Wednesday, January 29, 2014

Workers call for reformatting of the power industry

The power industry needs not just a reboot but a major reformatting to better serve the country’s current and future energy needs and to satisfy the people’s clamour for affordable and sustainable power.
 
This, according to the labor coalition Nagkaisa, should be the new frame in seeking amendments or replacement to the failed Electric Power Industry Reform Act or EPIRA.
 
The group made this challenge as some of its leaders attended the Department of Energy’s (DoE) consultations on EPIRA amendments while its members called for the law’s scrapping in a demonstration held outside the Legends Hotel in Mandaluyong City. 
 
“A bad law like EPIRA may need some amendments to address the current mess.  But a wrong policy such as wholesale privatization can only be addressed by replacing it with a new one, a better one,” stated Josua Mata, one of the convenors of Nagkaisa.
 
Mata, who is also the secretary general SENTRO, told the DoE that workers will engage the amendment process in Congress and at the same time work for its replacement when such is probable amid the incurability of EPIRA and the viability of other options.
 
Another convenor, Louie Corral of the Trade Union Congress of the Philippines (TUCP), said amendments are necessary on issues of cross-ownership; the generation being a ‘non-public’ utility, reforms in the ERC (composition and rate-setting methodology); privatization of the transmission system and the Agus-Pulangi hydro complexes in Mindanao; retail competition and open access; and on electric cooperatives, among others.
 
It can be recalled that in a petition letter submitted to President Aquino during the Labor Day celebration of 2012, Nagkaisa raised the following issues to the Executive, some of these require legislative actions:
 
1. Removal of oil and power from EVAT coverage;
2. Stopping the indexation of/or pegging the prices of natural gas and geothermal steam to international prices of oil and coal;
3. Stopping the ERC’s implementation of Performance Based Rate (PBR) methodology as this allows power firms to increase rates in anticipation of future expansion and other capital expenditures; and,
4. Reforming the Energy Regulatory Commission (ERC).
 
The group also bats for the re-nationalization of the transmission lines and the permanent stay in the planned privatization of the Agus-Pulangi.
 
Partido ng Manggagawa spokesperson, Wilson Fortaleza, another convenor said the country and the people will not accept another 13 years of failed rule under EPIRA.
 
“It’s time to rethink and come up with a new model of public power that is completely different from what the industry is, before and under EPIRA. Fortunately we are blessed with so much national potential to do that.  It is only the government that thinks it can’t be done without the prescribed track imposed by the ADB and World Bank,” said Fortaleza.

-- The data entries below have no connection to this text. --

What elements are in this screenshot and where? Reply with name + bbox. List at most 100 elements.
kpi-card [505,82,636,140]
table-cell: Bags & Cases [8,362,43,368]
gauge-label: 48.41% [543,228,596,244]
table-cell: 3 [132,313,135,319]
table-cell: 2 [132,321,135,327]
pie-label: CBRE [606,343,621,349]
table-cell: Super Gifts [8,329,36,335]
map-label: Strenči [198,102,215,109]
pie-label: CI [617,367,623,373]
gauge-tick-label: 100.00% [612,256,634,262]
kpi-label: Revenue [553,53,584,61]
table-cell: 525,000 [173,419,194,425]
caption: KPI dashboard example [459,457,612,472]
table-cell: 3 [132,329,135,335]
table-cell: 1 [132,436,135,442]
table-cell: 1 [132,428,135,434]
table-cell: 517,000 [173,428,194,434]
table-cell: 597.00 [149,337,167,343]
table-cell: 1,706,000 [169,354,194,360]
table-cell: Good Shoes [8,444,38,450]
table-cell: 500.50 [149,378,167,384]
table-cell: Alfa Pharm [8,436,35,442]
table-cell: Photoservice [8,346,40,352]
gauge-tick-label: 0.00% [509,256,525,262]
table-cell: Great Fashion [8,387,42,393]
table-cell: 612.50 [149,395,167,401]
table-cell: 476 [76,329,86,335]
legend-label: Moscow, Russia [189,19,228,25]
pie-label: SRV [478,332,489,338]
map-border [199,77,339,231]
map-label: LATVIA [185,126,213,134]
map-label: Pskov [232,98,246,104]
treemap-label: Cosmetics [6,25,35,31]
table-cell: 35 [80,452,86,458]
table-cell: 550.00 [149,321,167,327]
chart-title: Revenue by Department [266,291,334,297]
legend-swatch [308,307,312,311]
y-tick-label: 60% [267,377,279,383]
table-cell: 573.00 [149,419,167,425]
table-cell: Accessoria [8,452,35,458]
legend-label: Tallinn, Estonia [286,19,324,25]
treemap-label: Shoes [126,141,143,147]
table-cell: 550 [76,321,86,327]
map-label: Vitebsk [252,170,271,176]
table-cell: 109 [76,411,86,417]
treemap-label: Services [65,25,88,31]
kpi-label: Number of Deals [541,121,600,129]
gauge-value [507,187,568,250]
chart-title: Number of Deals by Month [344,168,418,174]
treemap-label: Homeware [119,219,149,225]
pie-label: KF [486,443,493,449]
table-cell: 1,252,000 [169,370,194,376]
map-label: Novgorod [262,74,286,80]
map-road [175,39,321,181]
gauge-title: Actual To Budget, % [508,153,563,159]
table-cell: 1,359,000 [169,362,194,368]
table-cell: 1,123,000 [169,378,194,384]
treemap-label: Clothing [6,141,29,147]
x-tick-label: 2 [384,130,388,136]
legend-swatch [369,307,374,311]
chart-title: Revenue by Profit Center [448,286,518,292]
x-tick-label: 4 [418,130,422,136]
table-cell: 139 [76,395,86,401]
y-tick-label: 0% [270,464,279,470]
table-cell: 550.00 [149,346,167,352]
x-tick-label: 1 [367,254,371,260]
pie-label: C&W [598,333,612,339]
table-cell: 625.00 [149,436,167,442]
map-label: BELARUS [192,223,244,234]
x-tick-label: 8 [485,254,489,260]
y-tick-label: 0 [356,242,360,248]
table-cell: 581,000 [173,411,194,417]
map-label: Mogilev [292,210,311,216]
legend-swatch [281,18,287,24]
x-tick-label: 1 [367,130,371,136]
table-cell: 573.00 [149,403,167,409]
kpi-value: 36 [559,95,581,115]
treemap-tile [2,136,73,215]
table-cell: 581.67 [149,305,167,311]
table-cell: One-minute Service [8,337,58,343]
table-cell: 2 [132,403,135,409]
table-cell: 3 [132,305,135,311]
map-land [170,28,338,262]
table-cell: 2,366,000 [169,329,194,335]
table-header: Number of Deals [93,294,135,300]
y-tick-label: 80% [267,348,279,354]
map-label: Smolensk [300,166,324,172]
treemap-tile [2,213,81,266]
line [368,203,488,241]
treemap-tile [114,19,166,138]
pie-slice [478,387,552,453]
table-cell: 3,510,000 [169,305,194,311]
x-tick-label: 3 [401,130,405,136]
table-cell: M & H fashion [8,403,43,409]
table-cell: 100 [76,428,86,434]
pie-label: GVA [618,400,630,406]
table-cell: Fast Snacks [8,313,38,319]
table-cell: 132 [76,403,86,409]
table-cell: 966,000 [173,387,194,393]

Thursday, January 23, 2014

Workers ask Senate to declare EPIRA a failure

WITH the committee on energy resuming its probe on the spike in Meralco rate today, the labor coalition Nagkaisa, pressed the Senate as a whole to declare the Electric Power Industry Reform Act (EPIRA) a failure and consider crafting a new policy framework for sustainable energy and energy democracy.

The group, which held another picket outside the Senate building, said that unless there is a declaration to that effect, public hearings and investigations will offer no material relief to consumers.

Nagkaisa explained that since 2008, consumer groups have attended, submitted position papers, and argued against the ills of EPIRA before committee hearings of both houses of Congress, including those conducted by the powerful Joint Congressional Power Committee (JCPC). Yet no actions were made to address those concerns.

“Public hearings end with another scheduled hearing then nothing happens until another controversy arises. Workers are really tired of wishy-washy intervention on a social problem of this scale,” Nagkaisa said, referring to the crises of escalating power rates and diminishing supply.

Nagkaisa asserted that since the enactment of EPIRA which led to the deregulation of the generation of generation sector, privatization of Napocor assets, creation of the spot market, and the introduction of performance-based regulation. Fraud became the norm in the power industry as shown by rising prices and cartelization.

The group reminded the Senate that in 2008, Senator Miriam Santiago who chaired the JCPC then stated in her opening remarks in one of JCPC’s public hearings that EPIRA is a failure; the Senate is a failure as well as the Executive.

“That is seven years ago and the people will not accept another decade of unrewarding probes to a mess that has been there since day one of the implementation of EPIRA,” said the group.
Nagkaisa has been protesting the power hikes which they believed were caused by flawed policies under EPIRA.